Words are added to the dictionary dynamically over the course of time. A user can type into a terminal a command of the following structure:
: word_name word1 word2 ... wordn ;
For example, let's define a word that doubles the value on the top of the stack and returns the result:
: double dup + ;
When Forth sees the word
: it goes into word definition mode and stays there until it encounters a
;. It then reads the next word from the input i.e "double" and treats it as the name of the new word. At this point it:
- creates a new header for this word
- adds this header to the dictionary
- marks the word as "hidden"
- enters "compile" mode
In "compile" mode, Forth reads each word from the input and compiles it into the word currently being defined. Compiled words don't execute right away but will only do so when the defined word gets called. Some words do not work this way and always execute when they are encountered, these are called "Immediate" words and will be discussed later.
To complete the word, when Forth encounters the word
; it immediately jumps out of compile mode and marks the word as unhidden and available in the dictionary. Now when Forth sees this in the input:
3 double .
It pushes 3 on the stack and looks up
double. When it finds it in the dictionary it executes the body which contains the words
dup is a built in Forth word which means duplicate the item on the top of the stack. So now the stack has two number 3s.
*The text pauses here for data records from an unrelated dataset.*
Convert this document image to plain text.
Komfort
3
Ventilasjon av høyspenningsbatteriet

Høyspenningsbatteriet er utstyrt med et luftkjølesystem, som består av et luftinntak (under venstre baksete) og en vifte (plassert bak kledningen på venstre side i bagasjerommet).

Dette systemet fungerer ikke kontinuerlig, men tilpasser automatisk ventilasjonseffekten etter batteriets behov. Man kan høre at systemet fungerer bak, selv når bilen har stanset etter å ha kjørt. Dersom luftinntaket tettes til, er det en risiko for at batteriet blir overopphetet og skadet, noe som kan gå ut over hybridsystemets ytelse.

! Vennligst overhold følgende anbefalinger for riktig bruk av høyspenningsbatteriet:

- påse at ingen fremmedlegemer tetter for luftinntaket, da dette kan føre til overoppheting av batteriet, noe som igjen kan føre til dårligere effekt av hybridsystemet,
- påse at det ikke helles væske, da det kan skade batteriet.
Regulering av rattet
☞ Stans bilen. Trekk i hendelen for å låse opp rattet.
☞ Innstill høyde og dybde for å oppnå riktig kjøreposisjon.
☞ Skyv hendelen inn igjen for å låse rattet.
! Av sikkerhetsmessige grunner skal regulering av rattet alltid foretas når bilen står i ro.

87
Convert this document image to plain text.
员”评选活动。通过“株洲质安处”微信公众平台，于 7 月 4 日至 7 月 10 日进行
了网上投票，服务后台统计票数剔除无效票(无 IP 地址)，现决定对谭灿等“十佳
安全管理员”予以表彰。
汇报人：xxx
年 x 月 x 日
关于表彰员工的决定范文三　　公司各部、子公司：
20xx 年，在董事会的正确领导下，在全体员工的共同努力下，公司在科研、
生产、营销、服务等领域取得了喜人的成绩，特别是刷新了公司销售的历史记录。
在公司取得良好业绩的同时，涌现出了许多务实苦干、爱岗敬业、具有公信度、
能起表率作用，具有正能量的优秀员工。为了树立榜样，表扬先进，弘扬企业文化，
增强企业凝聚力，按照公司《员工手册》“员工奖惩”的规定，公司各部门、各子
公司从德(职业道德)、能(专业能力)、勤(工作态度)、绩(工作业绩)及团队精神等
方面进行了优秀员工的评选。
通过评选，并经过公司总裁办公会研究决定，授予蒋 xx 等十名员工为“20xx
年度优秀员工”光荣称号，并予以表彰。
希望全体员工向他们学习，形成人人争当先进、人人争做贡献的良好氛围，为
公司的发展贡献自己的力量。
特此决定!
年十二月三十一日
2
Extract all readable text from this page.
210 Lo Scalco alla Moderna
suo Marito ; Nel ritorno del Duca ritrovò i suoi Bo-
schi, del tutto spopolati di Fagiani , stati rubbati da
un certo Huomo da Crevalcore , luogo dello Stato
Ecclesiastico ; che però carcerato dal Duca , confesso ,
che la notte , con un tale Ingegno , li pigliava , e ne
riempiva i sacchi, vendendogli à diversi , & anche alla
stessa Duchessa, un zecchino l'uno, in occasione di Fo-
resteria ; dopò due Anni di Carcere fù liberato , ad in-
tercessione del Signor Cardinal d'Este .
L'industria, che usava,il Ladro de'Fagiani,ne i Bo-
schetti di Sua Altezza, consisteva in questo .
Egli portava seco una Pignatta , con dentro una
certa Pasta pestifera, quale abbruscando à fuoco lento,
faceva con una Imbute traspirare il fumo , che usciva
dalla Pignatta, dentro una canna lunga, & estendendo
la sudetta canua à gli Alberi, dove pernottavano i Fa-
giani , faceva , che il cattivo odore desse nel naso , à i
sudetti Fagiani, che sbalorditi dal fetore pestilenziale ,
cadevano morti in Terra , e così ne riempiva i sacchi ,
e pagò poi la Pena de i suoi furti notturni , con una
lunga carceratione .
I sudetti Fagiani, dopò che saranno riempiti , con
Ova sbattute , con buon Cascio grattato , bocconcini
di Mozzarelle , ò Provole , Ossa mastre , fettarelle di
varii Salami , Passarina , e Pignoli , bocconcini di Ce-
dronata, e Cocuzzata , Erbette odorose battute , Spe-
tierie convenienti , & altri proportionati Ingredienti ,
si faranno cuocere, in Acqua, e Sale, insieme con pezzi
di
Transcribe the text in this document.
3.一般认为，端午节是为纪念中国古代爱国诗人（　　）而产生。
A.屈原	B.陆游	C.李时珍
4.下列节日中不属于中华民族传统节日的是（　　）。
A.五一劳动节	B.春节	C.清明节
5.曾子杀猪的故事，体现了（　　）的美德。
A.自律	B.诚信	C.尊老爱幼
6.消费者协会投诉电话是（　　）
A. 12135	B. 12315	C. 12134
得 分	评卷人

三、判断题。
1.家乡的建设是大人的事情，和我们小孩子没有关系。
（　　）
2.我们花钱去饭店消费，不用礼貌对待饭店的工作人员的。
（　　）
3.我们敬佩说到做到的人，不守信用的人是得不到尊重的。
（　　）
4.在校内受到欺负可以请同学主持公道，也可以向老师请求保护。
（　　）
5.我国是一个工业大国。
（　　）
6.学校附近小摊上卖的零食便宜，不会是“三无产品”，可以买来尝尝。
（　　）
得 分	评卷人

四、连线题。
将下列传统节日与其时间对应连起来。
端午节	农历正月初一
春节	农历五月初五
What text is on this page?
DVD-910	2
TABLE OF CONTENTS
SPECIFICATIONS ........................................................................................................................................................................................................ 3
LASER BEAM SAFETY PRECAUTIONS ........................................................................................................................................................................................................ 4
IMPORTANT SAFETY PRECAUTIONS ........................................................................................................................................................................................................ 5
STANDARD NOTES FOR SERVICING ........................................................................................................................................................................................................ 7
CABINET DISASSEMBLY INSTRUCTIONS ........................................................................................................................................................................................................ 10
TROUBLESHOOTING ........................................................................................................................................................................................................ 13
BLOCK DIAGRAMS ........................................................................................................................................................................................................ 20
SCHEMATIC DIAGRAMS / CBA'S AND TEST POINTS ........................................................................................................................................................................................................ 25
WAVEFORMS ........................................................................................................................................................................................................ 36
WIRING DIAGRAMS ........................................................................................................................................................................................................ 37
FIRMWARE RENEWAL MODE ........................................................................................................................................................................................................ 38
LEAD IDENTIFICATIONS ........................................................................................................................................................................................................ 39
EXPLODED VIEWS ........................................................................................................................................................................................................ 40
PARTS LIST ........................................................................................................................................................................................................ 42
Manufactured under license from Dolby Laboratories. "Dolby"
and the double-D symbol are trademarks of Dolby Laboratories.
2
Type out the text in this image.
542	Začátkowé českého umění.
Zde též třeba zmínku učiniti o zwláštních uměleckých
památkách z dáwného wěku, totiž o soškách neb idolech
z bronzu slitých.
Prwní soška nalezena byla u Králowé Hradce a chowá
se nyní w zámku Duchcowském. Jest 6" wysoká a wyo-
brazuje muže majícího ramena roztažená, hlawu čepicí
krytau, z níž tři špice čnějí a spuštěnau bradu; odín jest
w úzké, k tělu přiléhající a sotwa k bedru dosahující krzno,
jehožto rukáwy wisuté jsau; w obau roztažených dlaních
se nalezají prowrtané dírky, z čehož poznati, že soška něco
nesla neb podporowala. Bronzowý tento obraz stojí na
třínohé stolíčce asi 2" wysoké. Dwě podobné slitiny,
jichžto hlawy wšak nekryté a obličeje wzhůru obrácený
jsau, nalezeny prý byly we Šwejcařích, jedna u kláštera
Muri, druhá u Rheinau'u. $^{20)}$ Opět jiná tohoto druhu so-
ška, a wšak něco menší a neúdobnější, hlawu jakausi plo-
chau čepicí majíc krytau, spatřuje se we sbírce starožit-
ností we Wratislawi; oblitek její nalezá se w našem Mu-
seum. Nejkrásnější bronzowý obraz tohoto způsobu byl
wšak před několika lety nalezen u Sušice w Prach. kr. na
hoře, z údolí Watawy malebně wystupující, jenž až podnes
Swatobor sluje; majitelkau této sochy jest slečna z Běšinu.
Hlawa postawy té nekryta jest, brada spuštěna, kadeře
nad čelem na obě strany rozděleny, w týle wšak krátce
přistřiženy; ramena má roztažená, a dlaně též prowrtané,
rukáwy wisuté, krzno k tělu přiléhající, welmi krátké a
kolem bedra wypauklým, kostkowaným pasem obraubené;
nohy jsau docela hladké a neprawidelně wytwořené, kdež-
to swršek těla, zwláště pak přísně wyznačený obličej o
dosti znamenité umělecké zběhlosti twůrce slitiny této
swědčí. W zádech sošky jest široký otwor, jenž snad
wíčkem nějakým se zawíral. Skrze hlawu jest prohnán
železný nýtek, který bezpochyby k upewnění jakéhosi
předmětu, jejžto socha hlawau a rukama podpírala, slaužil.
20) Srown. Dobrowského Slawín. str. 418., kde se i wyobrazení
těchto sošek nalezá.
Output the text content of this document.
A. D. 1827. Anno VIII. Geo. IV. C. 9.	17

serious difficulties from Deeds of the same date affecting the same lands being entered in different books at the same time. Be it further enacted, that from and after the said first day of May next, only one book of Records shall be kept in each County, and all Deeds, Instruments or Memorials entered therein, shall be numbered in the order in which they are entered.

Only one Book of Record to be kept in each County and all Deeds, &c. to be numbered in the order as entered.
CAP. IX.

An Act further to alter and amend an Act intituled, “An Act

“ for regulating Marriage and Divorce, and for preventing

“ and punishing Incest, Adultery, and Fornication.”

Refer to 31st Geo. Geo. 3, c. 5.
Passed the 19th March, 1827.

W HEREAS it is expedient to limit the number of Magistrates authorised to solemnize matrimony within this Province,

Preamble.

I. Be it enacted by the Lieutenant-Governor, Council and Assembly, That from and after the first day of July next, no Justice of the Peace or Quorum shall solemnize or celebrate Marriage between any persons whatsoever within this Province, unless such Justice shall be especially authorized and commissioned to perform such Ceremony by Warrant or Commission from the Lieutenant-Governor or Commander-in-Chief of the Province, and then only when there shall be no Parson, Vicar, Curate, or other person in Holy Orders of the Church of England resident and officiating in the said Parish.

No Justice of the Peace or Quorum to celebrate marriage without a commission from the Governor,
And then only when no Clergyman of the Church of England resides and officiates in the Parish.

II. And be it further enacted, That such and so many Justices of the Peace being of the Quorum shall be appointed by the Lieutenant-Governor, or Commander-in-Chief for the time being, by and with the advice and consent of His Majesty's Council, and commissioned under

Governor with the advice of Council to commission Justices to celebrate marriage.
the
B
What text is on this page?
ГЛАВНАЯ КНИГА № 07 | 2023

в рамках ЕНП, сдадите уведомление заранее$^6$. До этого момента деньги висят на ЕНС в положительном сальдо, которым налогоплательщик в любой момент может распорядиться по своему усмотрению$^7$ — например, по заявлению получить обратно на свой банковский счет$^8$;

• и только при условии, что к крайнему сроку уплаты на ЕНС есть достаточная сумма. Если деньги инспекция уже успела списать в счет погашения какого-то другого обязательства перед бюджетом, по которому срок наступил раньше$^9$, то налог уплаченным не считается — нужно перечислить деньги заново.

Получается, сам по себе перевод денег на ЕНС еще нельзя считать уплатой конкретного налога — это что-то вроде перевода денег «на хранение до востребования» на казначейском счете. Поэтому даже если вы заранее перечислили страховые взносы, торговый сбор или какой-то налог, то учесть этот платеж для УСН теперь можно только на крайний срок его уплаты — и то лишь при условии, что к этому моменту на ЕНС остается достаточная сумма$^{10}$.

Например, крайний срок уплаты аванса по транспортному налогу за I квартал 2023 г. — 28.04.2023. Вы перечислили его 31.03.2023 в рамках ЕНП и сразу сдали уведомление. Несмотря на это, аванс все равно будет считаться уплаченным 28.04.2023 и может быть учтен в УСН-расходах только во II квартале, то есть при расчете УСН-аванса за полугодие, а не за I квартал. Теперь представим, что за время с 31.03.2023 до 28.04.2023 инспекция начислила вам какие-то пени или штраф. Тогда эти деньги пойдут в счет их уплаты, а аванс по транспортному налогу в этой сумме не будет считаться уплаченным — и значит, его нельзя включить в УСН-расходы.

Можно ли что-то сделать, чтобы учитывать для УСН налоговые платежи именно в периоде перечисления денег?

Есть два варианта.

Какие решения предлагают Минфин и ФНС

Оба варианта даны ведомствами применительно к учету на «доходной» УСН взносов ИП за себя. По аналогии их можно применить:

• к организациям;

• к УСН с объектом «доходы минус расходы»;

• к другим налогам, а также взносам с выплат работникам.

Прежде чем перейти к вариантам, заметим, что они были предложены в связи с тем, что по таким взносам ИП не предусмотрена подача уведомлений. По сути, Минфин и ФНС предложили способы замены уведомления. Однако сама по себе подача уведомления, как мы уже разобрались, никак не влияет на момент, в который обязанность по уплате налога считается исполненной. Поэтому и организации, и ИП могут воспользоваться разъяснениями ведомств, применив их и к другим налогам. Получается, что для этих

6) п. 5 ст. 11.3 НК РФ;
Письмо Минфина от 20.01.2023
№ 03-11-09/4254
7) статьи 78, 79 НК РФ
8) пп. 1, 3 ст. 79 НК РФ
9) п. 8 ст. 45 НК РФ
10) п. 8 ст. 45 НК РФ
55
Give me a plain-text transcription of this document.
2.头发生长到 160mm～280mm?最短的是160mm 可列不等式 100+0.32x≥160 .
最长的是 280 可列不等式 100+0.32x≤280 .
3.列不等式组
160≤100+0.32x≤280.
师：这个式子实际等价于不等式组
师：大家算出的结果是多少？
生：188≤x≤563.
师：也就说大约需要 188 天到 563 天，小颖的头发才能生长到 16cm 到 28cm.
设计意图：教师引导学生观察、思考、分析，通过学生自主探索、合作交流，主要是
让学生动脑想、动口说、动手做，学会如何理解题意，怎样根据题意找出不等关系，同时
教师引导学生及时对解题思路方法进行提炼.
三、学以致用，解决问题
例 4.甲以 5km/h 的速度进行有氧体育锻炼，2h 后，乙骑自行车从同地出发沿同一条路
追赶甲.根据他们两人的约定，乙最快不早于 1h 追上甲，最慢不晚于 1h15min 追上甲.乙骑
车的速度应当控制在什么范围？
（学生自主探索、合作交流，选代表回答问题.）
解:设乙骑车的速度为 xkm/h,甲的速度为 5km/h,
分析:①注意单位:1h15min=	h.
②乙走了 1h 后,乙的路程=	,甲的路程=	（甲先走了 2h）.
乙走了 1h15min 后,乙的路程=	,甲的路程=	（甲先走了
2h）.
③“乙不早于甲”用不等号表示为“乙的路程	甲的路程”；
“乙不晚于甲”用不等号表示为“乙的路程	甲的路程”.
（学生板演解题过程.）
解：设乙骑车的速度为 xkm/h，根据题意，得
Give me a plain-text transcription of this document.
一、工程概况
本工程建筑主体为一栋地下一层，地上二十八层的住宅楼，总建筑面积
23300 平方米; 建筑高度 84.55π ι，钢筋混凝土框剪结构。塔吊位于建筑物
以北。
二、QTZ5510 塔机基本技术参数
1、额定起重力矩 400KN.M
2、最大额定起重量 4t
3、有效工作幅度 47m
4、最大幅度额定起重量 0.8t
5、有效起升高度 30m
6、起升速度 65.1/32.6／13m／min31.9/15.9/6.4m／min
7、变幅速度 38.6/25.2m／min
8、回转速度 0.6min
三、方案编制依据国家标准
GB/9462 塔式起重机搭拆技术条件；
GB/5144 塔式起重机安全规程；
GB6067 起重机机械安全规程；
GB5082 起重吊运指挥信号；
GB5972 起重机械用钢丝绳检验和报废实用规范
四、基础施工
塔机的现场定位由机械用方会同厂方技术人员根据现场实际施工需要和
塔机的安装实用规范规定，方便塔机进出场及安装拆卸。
Next Forth executes the
+ and adds the two numbers on the stack and replaces them with the sum i.e. 6
double word ends and Forth executes
. which means print the top of the stack.
In summary, Forth will parse the command, create the header using the name passed, hide it from the dictionary, go into compile mode, compile its body, exit compile mode and show it in the dictionary. NOTE: If a word with the same name is already in the dictionary, the new word will replace the old one for future definitions. The older definition will continue to be used by older definitions.
Forth has two modes, "interpret" and "compile". When in interpret mode, the system parses the input and when it comes across a literal value i.e. number it immediately pushes it on the stack. When it comes across a word, it looks it up in the dictionary and, if it finds it, it immediately executes it. Otherwise it will signal an error to the user.
Sometimes a command will put Forth into compile mode which behaves differently. The purpose of compile mode in to define new words. Usually in compile mode, Forth will be defining a new word, it will have already created a new header in memory and linked it to the dictionary and be ready to fill in its body. Now when Forth accepts input it will write this parsed content into the body of the new word.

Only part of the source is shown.